After all, the plots of most holiday tales are pretty straightforward and neatly conclude in a heart-warming moral. But that hasn't been the case for Between Shifts Theatre's production of A Christmas Story.
"It is the most complex play I've directed," says Kathy Daniels, who's co-directing the play with Amy Reid. "There are 121 sound cues and 68 lighting cues."
It also features seven kids between the ages of eight and 12 and four adult actors—and then there are the complicated sets, ranging from a car to a classroom and a mall. "We couldn't find a place to build our set and didn't find one until September," Daniels says. "That has been interesting as well. Instead of (having) our set in the same place, we cart pieces of set over to a workshop. It's been a bit trying; however, the Brackendale Art Gallery said we could use their workshop in the back of the gallery. It was incredible generous."
And just a couple weeks from opening night on Thursday, Nov. 29, the hard work is starting to pay off. "Ticket sales are going really well," Daniels says. "They're already going awesome."
Part of the reason is because of the beloved '80s movie from which the play is adapted and part of it is because it offers a chance for people young and old to celebrate the holidays in the community.
"The main reason we chose it is because it's so popular. It came out in the '80s, so kids in their 30s now grew up watching this movie, so it really hits that note. Now they're parents and it hits a note of nostalgia for them," Daniels says.
The production is based on the memoir of humourist writer Jean Shepherd and his childhood growing up in the Midwest in the 1940s. Its central character, nine-year-old Ralphie Parker, is on a journey to ensure a genuine Red Ryder BB gun is under his Christmas tree.
"The play is a little funnier than the movie was," Daniels says. "I find I'm laughing a lot more at it."
It also features more young actors than Between Shifts productions usually cast. Pepe Johnson, who plays young Ralphie, has demonstrated a remarkable ability to memorize lines, Daniels says.
"Wait 'til you see these kids," she says. "They're insanely good. Pepe Johnson came in with his lines memorized—and he seems to know everyone else's lines, too."
The actor playing older Ralph is also new to the theatre company's roster. "Peter Slade does the heavy lifting of the show because he also narrates," Daniels says. "He has a novel to memorize. He's new to Between Shifts and acting in this area, but he's done a lot of work in North Van and in other communities. This is his debut in the corridor."

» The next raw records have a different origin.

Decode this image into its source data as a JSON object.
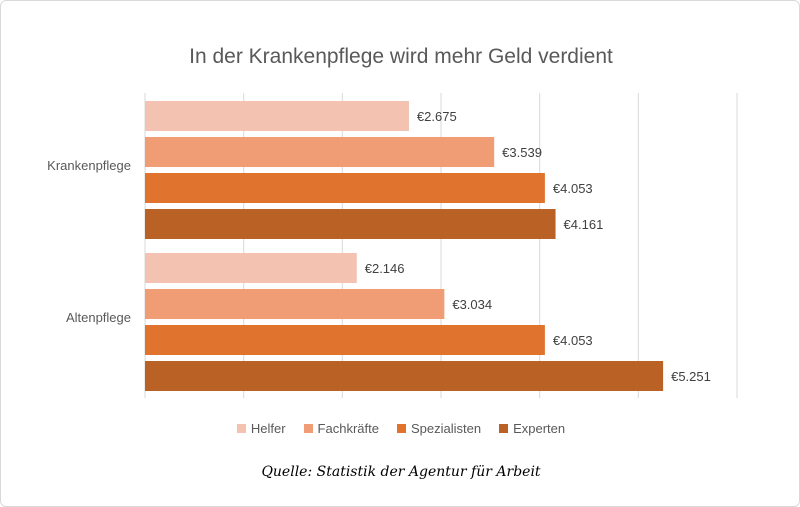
{
  "chart_data": {
    "type": "bar",
    "orientation": "horizontal",
    "title": "In der Krankenpflege wird mehr Geld verdient",
    "categories": [
      "Krankenpflege",
      "Altenpflege"
    ],
    "series": [
      {
        "name": "Helfer",
        "color": "#F4C2B0",
        "values": [
          2675,
          2146
        ],
        "labels": [
          "€2.675",
          "€2.146"
        ]
      },
      {
        "name": "Fachkräfte",
        "color": "#F09C74",
        "values": [
          3539,
          3034
        ],
        "labels": [
          "€3.539",
          "€3.034"
        ]
      },
      {
        "name": "Spezialisten",
        "color": "#E0742E",
        "values": [
          4053,
          4053
        ],
        "labels": [
          "€4.053",
          "€4.053"
        ]
      },
      {
        "name": "Experten",
        "color": "#BA6125",
        "values": [
          4161,
          5251
        ],
        "labels": [
          "€4.161",
          "€5.251"
        ]
      }
    ],
    "xlim": [
      0,
      6000
    ],
    "grid": true,
    "legend_position": "bottom",
    "source": "Quelle: Statistik der Agentur für Arbeit"
  }
}
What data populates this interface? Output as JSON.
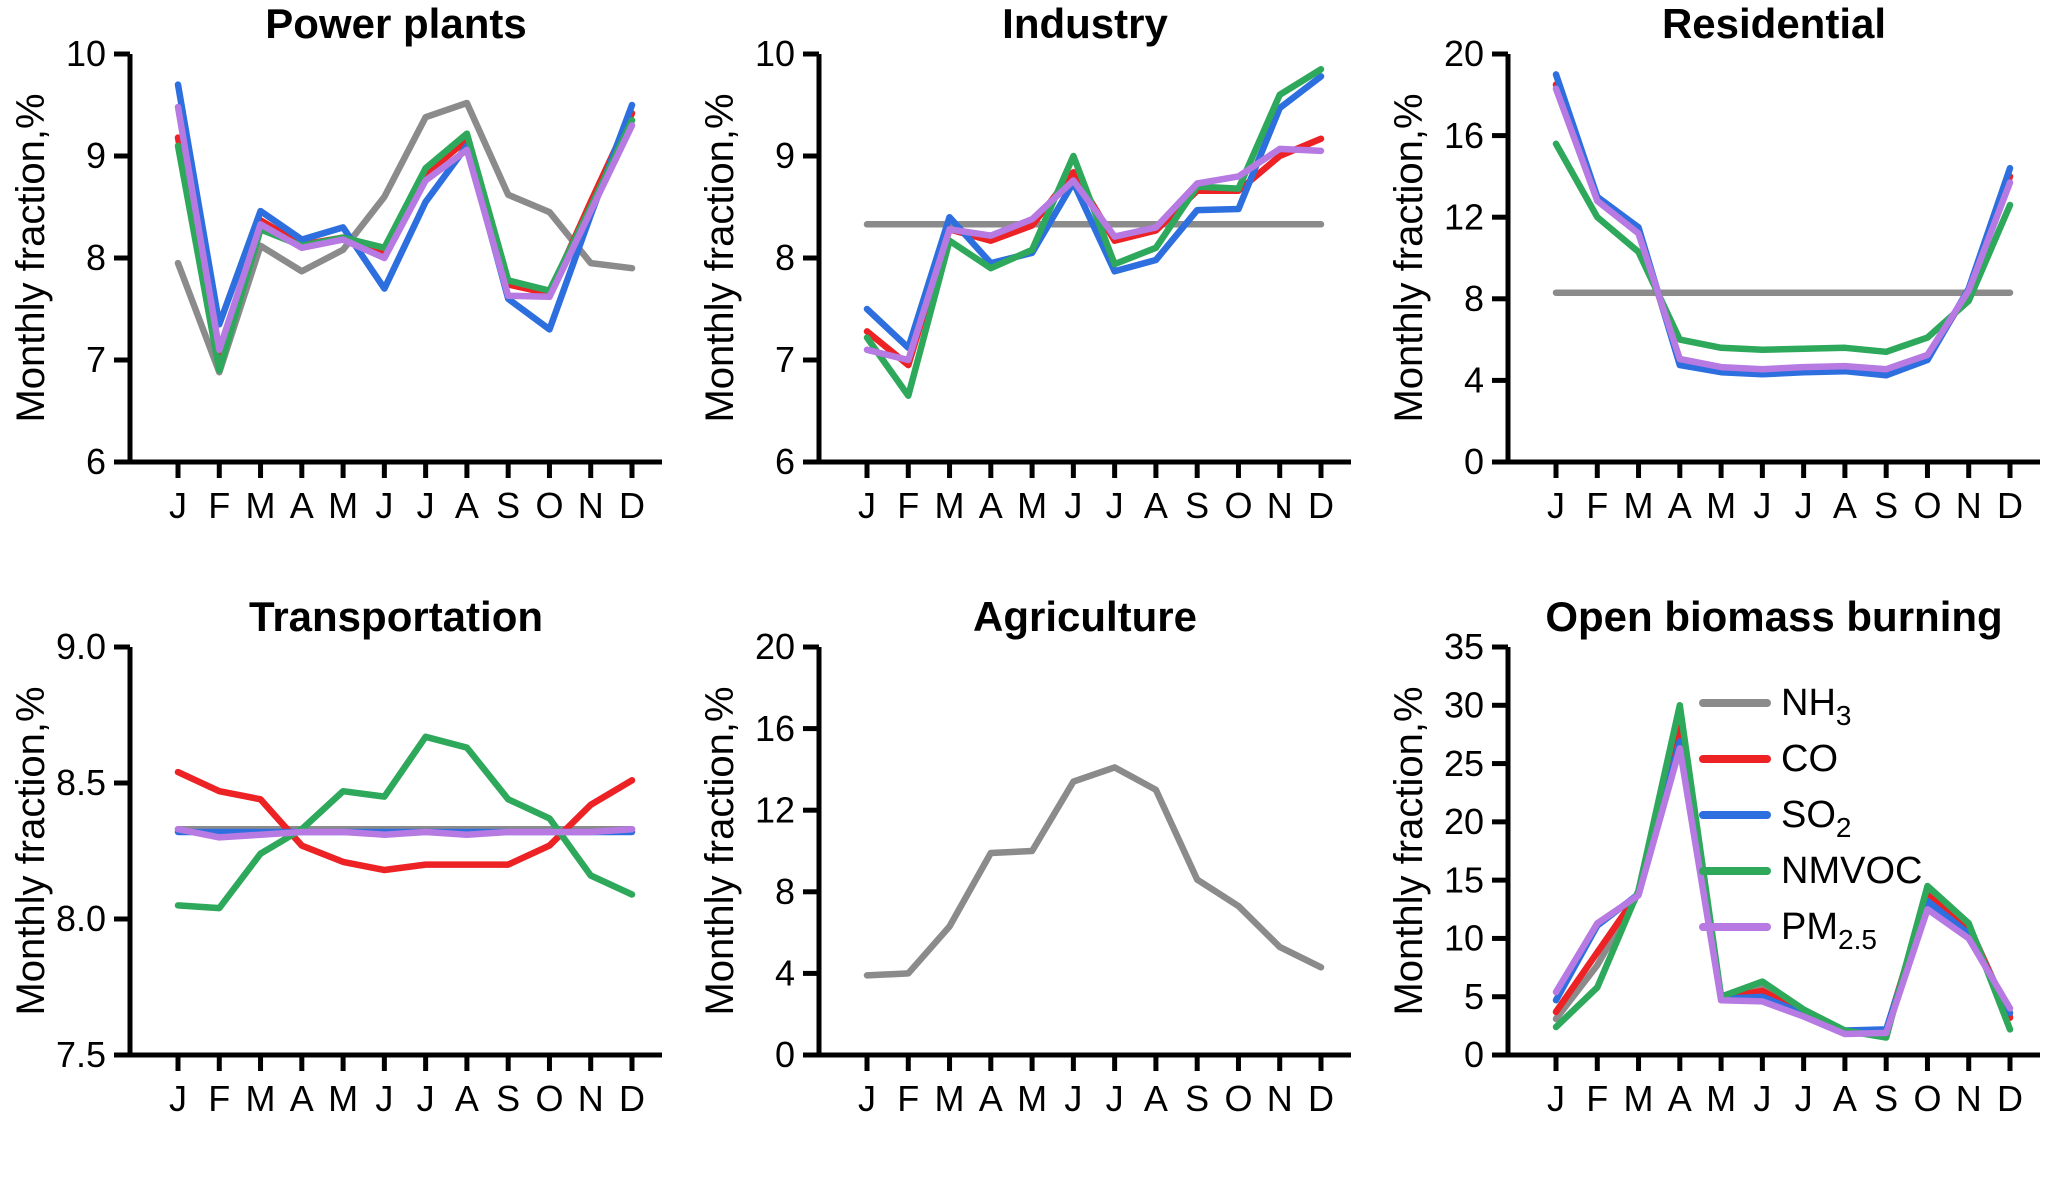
{
  "figure": {
    "ylabel": "Monthly fraction,%",
    "months": [
      "J",
      "F",
      "M",
      "A",
      "M",
      "J",
      "J",
      "A",
      "S",
      "O",
      "N",
      "D"
    ],
    "colors": {
      "NH3": "#8b8b8b",
      "CO": "#ed2224",
      "SO2": "#2d6fde",
      "NMVOC": "#2ea85b",
      "PM2.5": "#b67ae2"
    },
    "axis_color": "#000000",
    "background": "#ffffff",
    "legend": {
      "panel": "Open biomass burning",
      "position": "upper-right",
      "entries": [
        {
          "key": "NH3",
          "label": [
            {
              "t": "NH"
            },
            {
              "t": "3",
              "sub": true
            }
          ]
        },
        {
          "key": "CO",
          "label": [
            {
              "t": "CO"
            }
          ]
        },
        {
          "key": "SO2",
          "label": [
            {
              "t": "SO"
            },
            {
              "t": "2",
              "sub": true
            }
          ]
        },
        {
          "key": "NMVOC",
          "label": [
            {
              "t": "NMVOC"
            }
          ]
        },
        {
          "key": "PM2.5",
          "label": [
            {
              "t": "PM"
            },
            {
              "t": "2.5",
              "sub": true
            }
          ]
        }
      ]
    }
  },
  "chart_data": [
    {
      "type": "line",
      "title": "Power plants",
      "ylabel": "Monthly fraction,%",
      "categories": [
        "J",
        "F",
        "M",
        "A",
        "M",
        "J",
        "J",
        "A",
        "S",
        "O",
        "N",
        "D"
      ],
      "ylim": [
        6,
        10
      ],
      "yticks": [
        6,
        7,
        8,
        9,
        10
      ],
      "ytick_labels": [
        "6",
        "7",
        "8",
        "9",
        "10"
      ],
      "grid": false,
      "series": [
        {
          "name": "NH3",
          "values": [
            7.95,
            6.88,
            8.12,
            7.87,
            8.08,
            8.6,
            9.38,
            9.52,
            8.62,
            8.45,
            7.95,
            7.9
          ]
        },
        {
          "name": "CO",
          "values": [
            9.18,
            7.02,
            8.37,
            8.13,
            8.2,
            8.06,
            8.82,
            9.16,
            7.74,
            7.65,
            8.55,
            9.42
          ]
        },
        {
          "name": "SO2",
          "values": [
            9.7,
            7.35,
            8.46,
            8.18,
            8.3,
            7.7,
            8.55,
            9.1,
            7.6,
            7.3,
            8.42,
            9.5
          ]
        },
        {
          "name": "NMVOC",
          "values": [
            9.1,
            6.9,
            8.28,
            8.12,
            8.2,
            8.1,
            8.88,
            9.22,
            7.78,
            7.68,
            8.5,
            9.35
          ]
        },
        {
          "name": "PM2.5",
          "values": [
            9.48,
            7.1,
            8.33,
            8.1,
            8.18,
            8.0,
            8.76,
            9.06,
            7.63,
            7.62,
            8.46,
            9.3
          ]
        }
      ]
    },
    {
      "type": "line",
      "title": "Industry",
      "ylabel": "Monthly fraction,%",
      "categories": [
        "J",
        "F",
        "M",
        "A",
        "M",
        "J",
        "J",
        "A",
        "S",
        "O",
        "N",
        "D"
      ],
      "ylim": [
        6,
        10
      ],
      "yticks": [
        6,
        7,
        8,
        9,
        10
      ],
      "ytick_labels": [
        "6",
        "7",
        "8",
        "9",
        "10"
      ],
      "grid": false,
      "series": [
        {
          "name": "NH3",
          "values": [
            8.33,
            8.33,
            8.33,
            8.33,
            8.33,
            8.33,
            8.33,
            8.33,
            8.33,
            8.33,
            8.33,
            8.33
          ]
        },
        {
          "name": "CO",
          "values": [
            7.28,
            6.95,
            8.28,
            8.17,
            8.32,
            8.84,
            8.17,
            8.27,
            8.66,
            8.66,
            9.0,
            9.17
          ]
        },
        {
          "name": "SO2",
          "values": [
            7.5,
            7.12,
            8.4,
            7.95,
            8.05,
            8.74,
            7.87,
            7.98,
            8.47,
            8.48,
            9.47,
            9.78
          ]
        },
        {
          "name": "NMVOC",
          "values": [
            7.22,
            6.65,
            8.17,
            7.9,
            8.08,
            9.0,
            7.94,
            8.1,
            8.7,
            8.68,
            9.6,
            9.85
          ]
        },
        {
          "name": "PM2.5",
          "values": [
            7.1,
            7.0,
            8.28,
            8.22,
            8.38,
            8.76,
            8.21,
            8.3,
            8.73,
            8.8,
            9.07,
            9.05
          ]
        }
      ]
    },
    {
      "type": "line",
      "title": "Residential",
      "ylabel": "Monthly fraction,%",
      "categories": [
        "J",
        "F",
        "M",
        "A",
        "M",
        "J",
        "J",
        "A",
        "S",
        "O",
        "N",
        "D"
      ],
      "ylim": [
        0,
        20
      ],
      "yticks": [
        0,
        4,
        8,
        12,
        16,
        20
      ],
      "ytick_labels": [
        "0",
        "4",
        "8",
        "12",
        "16",
        "20"
      ],
      "grid": false,
      "series": [
        {
          "name": "NH3",
          "values": [
            8.3,
            8.3,
            8.3,
            8.3,
            8.3,
            8.3,
            8.3,
            8.3,
            8.3,
            8.3,
            8.3,
            8.3
          ]
        },
        {
          "name": "CO",
          "values": [
            18.5,
            12.9,
            11.3,
            4.9,
            4.5,
            4.4,
            4.5,
            4.55,
            4.4,
            5.1,
            8.4,
            14.0
          ]
        },
        {
          "name": "SO2",
          "values": [
            19.0,
            13.0,
            11.5,
            4.75,
            4.4,
            4.3,
            4.4,
            4.45,
            4.25,
            5.0,
            8.5,
            14.4
          ]
        },
        {
          "name": "NMVOC",
          "values": [
            15.6,
            12.0,
            10.3,
            6.0,
            5.6,
            5.5,
            5.55,
            5.6,
            5.4,
            6.1,
            7.9,
            12.6
          ]
        },
        {
          "name": "PM2.5",
          "values": [
            18.3,
            12.8,
            11.2,
            5.05,
            4.65,
            4.55,
            4.65,
            4.7,
            4.55,
            5.25,
            8.4,
            13.7
          ]
        }
      ]
    },
    {
      "type": "line",
      "title": "Transportation",
      "ylabel": "Monthly fraction,%",
      "categories": [
        "J",
        "F",
        "M",
        "A",
        "M",
        "J",
        "J",
        "A",
        "S",
        "O",
        "N",
        "D"
      ],
      "ylim": [
        7.5,
        9.0
      ],
      "yticks": [
        7.5,
        8.0,
        8.5,
        9.0
      ],
      "ytick_labels": [
        "7.5",
        "8.0",
        "8.5",
        "9.0"
      ],
      "grid": false,
      "series": [
        {
          "name": "NH3",
          "values": [
            8.33,
            8.33,
            8.33,
            8.33,
            8.33,
            8.33,
            8.33,
            8.33,
            8.33,
            8.33,
            8.33,
            8.33
          ]
        },
        {
          "name": "CO",
          "values": [
            8.54,
            8.47,
            8.44,
            8.27,
            8.21,
            8.18,
            8.2,
            8.2,
            8.2,
            8.27,
            8.42,
            8.51
          ]
        },
        {
          "name": "SO2",
          "values": [
            8.32,
            8.32,
            8.32,
            8.32,
            8.32,
            8.32,
            8.32,
            8.32,
            8.32,
            8.32,
            8.32,
            8.32
          ]
        },
        {
          "name": "NMVOC",
          "values": [
            8.05,
            8.04,
            8.24,
            8.33,
            8.47,
            8.45,
            8.67,
            8.63,
            8.44,
            8.37,
            8.16,
            8.09
          ]
        },
        {
          "name": "PM2.5",
          "values": [
            8.33,
            8.3,
            8.31,
            8.32,
            8.32,
            8.31,
            8.32,
            8.31,
            8.32,
            8.32,
            8.32,
            8.33
          ]
        }
      ]
    },
    {
      "type": "line",
      "title": "Agriculture",
      "ylabel": "Monthly fraction,%",
      "categories": [
        "J",
        "F",
        "M",
        "A",
        "M",
        "J",
        "J",
        "A",
        "S",
        "O",
        "N",
        "D"
      ],
      "ylim": [
        0,
        20
      ],
      "yticks": [
        0,
        4,
        8,
        12,
        16,
        20
      ],
      "ytick_labels": [
        "0",
        "4",
        "8",
        "12",
        "16",
        "20"
      ],
      "grid": false,
      "series": [
        {
          "name": "NH3",
          "values": [
            3.9,
            4.0,
            6.3,
            9.9,
            10.0,
            13.4,
            14.1,
            13.0,
            8.6,
            7.3,
            5.3,
            4.3
          ]
        }
      ]
    },
    {
      "type": "line",
      "title": "Open biomass burning",
      "ylabel": "Monthly fraction,%",
      "categories": [
        "J",
        "F",
        "M",
        "A",
        "M",
        "J",
        "J",
        "A",
        "S",
        "O",
        "N",
        "D"
      ],
      "ylim": [
        0,
        35
      ],
      "yticks": [
        0,
        5,
        10,
        15,
        20,
        25,
        30,
        35
      ],
      "ytick_labels": [
        "0",
        "5",
        "10",
        "15",
        "20",
        "25",
        "30",
        "35"
      ],
      "grid": false,
      "legend_here": true,
      "series": [
        {
          "name": "NH3",
          "values": [
            3.1,
            7.7,
            13.9,
            27.8,
            4.9,
            5.8,
            3.6,
            1.9,
            2.0,
            13.8,
            11.1,
            3.3
          ]
        },
        {
          "name": "CO",
          "values": [
            3.7,
            8.8,
            13.9,
            28.1,
            4.9,
            5.5,
            3.6,
            2.0,
            2.1,
            13.7,
            11.0,
            3.2
          ]
        },
        {
          "name": "SO2",
          "values": [
            4.7,
            11.1,
            13.8,
            26.9,
            4.8,
            5.0,
            3.5,
            2.1,
            2.2,
            13.2,
            10.4,
            3.6
          ]
        },
        {
          "name": "NMVOC",
          "values": [
            2.4,
            5.8,
            14.1,
            30.0,
            5.0,
            6.3,
            3.9,
            2.1,
            1.5,
            14.5,
            11.3,
            2.2
          ]
        },
        {
          "name": "PM2.5",
          "values": [
            5.4,
            11.3,
            13.7,
            26.3,
            4.7,
            4.6,
            3.3,
            1.8,
            1.9,
            12.5,
            10.0,
            4.0
          ]
        }
      ]
    }
  ]
}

Ultimately, the hope is that audiences from the Sea to Sky corridor will come to see the accessible Christmas play and return for other productions Between Shifts puts on throughout the year.
"We want to get people through the doors and have them say, 'Hey, I think I had a good time here—and I didn't have to look at a screen; what do you know?'" Daniels says. "Plays are a bit more of a raw experience, but it's not always challenging."
A Christmas Story runs at the Eagle Eye Community Theatre in Squamish from Nov. 29 until Dec. 8 with a total of nine shows.
Shows run each evening at 7:30 p.m. with 2 p.m. matinees on Dec. 1 and 8. Tickets range from $5 to $20. They're available online at betweenshiftstheatre.com or at Billies Flower House in Squamish.